O Museu era praticamente uma continuação do Liceum de Aristóteles, pois seu fundador, Ptolomeu I, general e amigo de infância de Alexandre o Grande, fora discípulo de Aristóteles, e na época havia se interessado por biologia. Além disso, Demétrio, citado acima como um dos organizadores do Museu, fora estudante de Teofrasto, colaborador de longo tempo de Aristóteles e seu sucessor como diretor do Liceum. E além disso ainda, o cerne da coleção da Biblioteca para ter sido organizado por Demétrio a partir, em parte, da própria coleção de Aristóteles. Fora isso, o ex-imperador de Alexandria, o próprio Alexandre, já morto nessa época, ele próprio havia sido discípulo de Aristóteles como visto no post anterior.

Assim, nas sombras de Aristóteles, grandes anatomistas como Herófilo e Erasistrato começaram o estudo sistemático do corpo humano, particularmente do sistema nervoso (só como curiosidade, atrás de sua cabeça, mais ou menos em uma protuberância que todos nós temos na porção posterior, e claro dentro do crânio, há uma confluência de veias cerebrais, chamada de tórcula de Herófilo). 
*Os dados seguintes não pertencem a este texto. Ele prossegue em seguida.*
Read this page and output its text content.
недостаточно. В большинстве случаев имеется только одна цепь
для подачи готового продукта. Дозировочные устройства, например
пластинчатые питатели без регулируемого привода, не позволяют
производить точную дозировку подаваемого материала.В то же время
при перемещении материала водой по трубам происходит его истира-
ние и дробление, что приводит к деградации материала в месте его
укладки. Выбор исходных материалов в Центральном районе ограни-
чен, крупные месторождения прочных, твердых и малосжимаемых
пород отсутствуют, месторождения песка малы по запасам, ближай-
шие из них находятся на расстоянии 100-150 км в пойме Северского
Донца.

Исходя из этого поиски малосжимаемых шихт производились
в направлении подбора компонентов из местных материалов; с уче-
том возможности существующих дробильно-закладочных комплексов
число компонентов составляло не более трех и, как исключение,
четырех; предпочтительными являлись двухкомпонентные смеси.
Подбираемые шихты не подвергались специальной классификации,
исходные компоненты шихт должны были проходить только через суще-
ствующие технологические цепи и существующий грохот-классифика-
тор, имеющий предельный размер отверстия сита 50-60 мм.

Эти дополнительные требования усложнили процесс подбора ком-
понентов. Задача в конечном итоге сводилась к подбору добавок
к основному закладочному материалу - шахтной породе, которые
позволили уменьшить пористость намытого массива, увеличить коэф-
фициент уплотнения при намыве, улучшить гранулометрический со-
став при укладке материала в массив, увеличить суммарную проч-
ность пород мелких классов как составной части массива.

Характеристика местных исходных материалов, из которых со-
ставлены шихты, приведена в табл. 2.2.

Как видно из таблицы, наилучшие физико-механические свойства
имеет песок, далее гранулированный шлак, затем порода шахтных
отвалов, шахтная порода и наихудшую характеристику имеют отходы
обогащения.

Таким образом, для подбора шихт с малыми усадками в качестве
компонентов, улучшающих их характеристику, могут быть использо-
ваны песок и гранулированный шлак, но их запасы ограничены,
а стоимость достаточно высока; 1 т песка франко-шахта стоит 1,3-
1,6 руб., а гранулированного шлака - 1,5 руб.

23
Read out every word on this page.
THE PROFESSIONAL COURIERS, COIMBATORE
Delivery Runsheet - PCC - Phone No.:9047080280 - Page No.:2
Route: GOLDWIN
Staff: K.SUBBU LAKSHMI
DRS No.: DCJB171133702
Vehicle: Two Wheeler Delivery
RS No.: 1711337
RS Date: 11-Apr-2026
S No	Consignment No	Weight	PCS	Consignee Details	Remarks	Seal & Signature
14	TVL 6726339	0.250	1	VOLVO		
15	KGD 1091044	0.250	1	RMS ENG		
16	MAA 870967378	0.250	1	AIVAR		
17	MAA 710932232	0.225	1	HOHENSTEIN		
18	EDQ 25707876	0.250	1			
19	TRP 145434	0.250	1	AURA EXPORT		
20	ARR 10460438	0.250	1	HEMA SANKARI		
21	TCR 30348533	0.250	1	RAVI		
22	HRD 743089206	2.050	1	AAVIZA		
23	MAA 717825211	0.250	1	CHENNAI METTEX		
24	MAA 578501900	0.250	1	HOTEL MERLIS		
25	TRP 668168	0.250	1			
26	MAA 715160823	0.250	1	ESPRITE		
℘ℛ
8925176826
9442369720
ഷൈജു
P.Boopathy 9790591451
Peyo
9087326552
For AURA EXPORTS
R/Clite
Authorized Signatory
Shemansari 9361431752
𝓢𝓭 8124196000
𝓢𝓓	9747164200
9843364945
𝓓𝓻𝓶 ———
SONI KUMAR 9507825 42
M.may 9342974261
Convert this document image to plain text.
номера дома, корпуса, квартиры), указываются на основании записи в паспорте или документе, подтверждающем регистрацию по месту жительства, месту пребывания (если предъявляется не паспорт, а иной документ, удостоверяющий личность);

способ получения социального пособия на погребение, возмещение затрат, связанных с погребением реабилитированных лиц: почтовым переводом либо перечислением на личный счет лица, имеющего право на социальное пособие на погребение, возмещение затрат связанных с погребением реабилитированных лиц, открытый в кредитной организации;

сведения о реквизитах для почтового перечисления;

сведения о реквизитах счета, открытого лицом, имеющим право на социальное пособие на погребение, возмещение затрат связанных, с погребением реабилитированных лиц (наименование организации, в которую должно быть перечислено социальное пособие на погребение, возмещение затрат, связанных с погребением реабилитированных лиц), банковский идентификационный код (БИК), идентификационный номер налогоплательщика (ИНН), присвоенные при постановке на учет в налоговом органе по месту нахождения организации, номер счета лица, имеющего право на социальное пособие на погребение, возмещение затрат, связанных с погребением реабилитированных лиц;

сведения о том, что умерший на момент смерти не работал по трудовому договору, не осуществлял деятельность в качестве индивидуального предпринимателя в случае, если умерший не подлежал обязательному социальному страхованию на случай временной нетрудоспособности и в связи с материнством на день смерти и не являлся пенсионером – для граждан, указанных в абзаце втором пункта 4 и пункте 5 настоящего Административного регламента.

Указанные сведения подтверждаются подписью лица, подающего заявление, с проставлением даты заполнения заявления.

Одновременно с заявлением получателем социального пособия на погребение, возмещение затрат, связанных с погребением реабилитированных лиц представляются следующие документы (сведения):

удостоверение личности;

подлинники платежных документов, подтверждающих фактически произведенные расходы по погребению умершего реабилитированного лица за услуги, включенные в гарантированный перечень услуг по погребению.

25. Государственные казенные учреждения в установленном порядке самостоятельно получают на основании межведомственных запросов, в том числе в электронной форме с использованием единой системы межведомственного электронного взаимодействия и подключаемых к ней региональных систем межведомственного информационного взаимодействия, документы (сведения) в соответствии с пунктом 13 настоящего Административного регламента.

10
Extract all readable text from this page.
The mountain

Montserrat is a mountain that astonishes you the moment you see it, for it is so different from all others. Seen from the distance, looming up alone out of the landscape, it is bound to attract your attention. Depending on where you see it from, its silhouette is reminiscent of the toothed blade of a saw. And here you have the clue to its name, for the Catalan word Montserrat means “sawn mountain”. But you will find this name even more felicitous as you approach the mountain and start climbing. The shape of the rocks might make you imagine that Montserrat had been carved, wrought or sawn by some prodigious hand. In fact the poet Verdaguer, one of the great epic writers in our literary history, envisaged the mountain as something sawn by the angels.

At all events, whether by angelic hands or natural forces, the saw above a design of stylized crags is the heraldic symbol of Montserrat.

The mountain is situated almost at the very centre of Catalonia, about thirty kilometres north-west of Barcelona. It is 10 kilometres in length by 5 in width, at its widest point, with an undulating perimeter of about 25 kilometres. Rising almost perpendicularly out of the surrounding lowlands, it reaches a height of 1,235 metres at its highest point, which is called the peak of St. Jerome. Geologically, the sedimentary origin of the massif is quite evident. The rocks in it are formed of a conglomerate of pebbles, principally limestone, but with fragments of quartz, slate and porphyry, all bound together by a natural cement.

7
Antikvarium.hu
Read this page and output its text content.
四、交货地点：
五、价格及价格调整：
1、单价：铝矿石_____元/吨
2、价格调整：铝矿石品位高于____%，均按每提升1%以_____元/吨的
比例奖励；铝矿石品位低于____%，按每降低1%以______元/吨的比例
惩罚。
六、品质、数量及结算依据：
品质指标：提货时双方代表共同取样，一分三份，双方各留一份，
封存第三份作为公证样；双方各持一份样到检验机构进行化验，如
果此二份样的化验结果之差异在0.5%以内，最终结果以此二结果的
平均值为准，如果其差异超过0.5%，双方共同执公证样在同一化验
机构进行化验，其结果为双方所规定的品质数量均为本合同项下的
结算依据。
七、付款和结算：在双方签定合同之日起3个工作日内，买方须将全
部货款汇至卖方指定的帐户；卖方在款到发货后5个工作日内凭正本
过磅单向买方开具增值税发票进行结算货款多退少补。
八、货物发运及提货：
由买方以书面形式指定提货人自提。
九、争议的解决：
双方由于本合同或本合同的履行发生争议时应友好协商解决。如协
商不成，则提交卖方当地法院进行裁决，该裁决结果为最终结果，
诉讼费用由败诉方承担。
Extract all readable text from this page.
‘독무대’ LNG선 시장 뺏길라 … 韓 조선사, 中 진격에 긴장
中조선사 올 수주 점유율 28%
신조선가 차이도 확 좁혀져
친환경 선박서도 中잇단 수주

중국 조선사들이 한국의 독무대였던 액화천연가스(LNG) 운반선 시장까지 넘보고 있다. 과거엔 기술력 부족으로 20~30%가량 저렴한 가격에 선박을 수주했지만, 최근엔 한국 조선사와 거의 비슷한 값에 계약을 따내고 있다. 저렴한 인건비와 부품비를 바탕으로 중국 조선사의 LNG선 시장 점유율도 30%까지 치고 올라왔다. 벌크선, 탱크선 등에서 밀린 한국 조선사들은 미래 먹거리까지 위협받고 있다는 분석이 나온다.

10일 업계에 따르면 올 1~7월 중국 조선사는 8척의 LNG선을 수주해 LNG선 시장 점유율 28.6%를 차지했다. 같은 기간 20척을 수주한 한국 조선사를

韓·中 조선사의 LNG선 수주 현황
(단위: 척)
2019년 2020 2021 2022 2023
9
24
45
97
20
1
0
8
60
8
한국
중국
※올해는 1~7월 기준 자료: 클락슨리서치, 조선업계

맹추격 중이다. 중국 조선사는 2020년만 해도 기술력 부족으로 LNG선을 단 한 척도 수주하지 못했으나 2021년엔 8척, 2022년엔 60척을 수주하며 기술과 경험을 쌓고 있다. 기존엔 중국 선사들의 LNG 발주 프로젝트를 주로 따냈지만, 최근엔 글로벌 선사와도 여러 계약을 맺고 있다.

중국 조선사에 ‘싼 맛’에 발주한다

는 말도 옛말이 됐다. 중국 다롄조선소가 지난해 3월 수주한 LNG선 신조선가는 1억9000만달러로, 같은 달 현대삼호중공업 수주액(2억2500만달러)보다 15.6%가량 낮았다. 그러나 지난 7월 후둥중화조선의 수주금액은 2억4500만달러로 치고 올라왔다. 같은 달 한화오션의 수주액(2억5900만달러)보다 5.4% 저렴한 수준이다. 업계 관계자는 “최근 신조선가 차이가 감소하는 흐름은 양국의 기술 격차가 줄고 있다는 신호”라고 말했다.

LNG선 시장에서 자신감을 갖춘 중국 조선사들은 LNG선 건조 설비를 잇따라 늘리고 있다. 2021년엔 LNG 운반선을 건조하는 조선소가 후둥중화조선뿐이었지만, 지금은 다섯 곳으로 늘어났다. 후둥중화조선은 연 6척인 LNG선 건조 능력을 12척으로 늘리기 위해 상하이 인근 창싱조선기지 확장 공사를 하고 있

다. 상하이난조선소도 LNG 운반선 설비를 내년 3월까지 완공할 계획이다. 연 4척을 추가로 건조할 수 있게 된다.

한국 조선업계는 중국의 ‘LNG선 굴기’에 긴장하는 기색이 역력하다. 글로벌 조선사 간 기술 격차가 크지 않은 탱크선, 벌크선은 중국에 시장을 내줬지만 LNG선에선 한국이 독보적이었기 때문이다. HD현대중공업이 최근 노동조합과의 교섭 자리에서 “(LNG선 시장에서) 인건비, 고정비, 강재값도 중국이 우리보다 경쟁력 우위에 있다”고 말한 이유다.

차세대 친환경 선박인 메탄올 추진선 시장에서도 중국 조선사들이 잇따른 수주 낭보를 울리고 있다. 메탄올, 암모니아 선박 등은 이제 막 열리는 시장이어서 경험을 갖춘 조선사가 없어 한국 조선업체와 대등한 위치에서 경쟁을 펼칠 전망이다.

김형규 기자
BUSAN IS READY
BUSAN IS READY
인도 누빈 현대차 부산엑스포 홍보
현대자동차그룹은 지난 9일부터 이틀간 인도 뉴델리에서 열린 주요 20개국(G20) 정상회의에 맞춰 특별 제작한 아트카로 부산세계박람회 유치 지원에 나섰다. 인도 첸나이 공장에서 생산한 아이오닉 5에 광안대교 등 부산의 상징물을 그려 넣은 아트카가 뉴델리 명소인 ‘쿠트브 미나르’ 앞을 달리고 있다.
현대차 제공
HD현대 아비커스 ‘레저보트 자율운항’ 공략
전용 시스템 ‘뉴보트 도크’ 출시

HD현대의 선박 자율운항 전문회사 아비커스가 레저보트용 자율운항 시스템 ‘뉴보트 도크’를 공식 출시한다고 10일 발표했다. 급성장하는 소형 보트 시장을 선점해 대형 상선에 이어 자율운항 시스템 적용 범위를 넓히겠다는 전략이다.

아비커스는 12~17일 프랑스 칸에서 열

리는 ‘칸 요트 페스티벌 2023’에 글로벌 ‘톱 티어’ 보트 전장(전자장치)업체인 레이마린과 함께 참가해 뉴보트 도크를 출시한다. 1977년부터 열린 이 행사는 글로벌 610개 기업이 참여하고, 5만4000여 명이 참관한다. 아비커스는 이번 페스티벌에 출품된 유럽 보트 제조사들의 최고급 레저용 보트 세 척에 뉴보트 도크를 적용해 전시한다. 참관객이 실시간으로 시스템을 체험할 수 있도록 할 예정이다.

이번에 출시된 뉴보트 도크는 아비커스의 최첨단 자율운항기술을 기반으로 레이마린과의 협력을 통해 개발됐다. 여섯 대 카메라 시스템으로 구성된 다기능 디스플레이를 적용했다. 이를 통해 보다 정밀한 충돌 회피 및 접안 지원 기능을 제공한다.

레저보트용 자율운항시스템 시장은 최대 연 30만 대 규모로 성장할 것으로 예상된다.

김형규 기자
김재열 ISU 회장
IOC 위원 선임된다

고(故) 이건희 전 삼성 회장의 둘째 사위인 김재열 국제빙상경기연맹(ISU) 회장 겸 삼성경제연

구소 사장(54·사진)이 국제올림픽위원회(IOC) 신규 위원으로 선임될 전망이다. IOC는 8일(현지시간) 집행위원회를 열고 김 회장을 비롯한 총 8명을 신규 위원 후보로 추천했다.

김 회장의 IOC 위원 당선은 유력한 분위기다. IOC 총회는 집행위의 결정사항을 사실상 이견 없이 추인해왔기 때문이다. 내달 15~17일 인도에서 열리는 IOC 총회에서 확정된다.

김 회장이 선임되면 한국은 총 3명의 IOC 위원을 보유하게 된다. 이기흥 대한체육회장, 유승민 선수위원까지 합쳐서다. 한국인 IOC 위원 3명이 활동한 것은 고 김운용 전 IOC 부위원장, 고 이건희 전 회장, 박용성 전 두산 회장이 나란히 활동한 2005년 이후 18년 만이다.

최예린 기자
Estes anatomistas forneceram os primeiros relatos acurados do cérebro humano, incluindo os compartimentos de líquor, os ventrículos. Eles assim não mais questionavam o papel central do cérebro nas sensações, pensamentos e movimentos. Herófilo, inclusive, afirmava que um dos ventrículos (leia mais sobre os ventrículos aqui), o quarto (IV) ventrículo, era o centro de comando do cérebro. 

O interesse em anatomia em Alexandria no século 2 a.C. deveu-se à facilidade com que dissecções abertas e sistemáticas do corpo humano podiam ser realizadas na região. Os gregos, em especial os Hipocráticos, temiam a dissecção por considerarem o corpo humano sagrado. 

O governo de Alexandria era um governo ditatorial que queria se glorificar através de suas conquistas científicas, dando suporte completo aos seus professores, entre eles Herófilo e Erasistrato. Além disso, Alexandria encontrava-se no Egito, bem longe da Grécia, e local onde dissecções com o intuito de mumificação já eram realizadas há séculos, ou seja, a prática já estava arraigada na cultura local. Mas os dissecadores gregos nunca, ou provavelmente nunca, entraram em contato com os embalsamadores egípcios pelo abismo social que os separava. Além disso, as atitudes filosóficas em relação à morte e ao corpo humano morto estavam mudando na época (Aristóteles próprio afirmava que, após a morte, o corpo não passa mais de uma estrutura física sem direitos e sensações).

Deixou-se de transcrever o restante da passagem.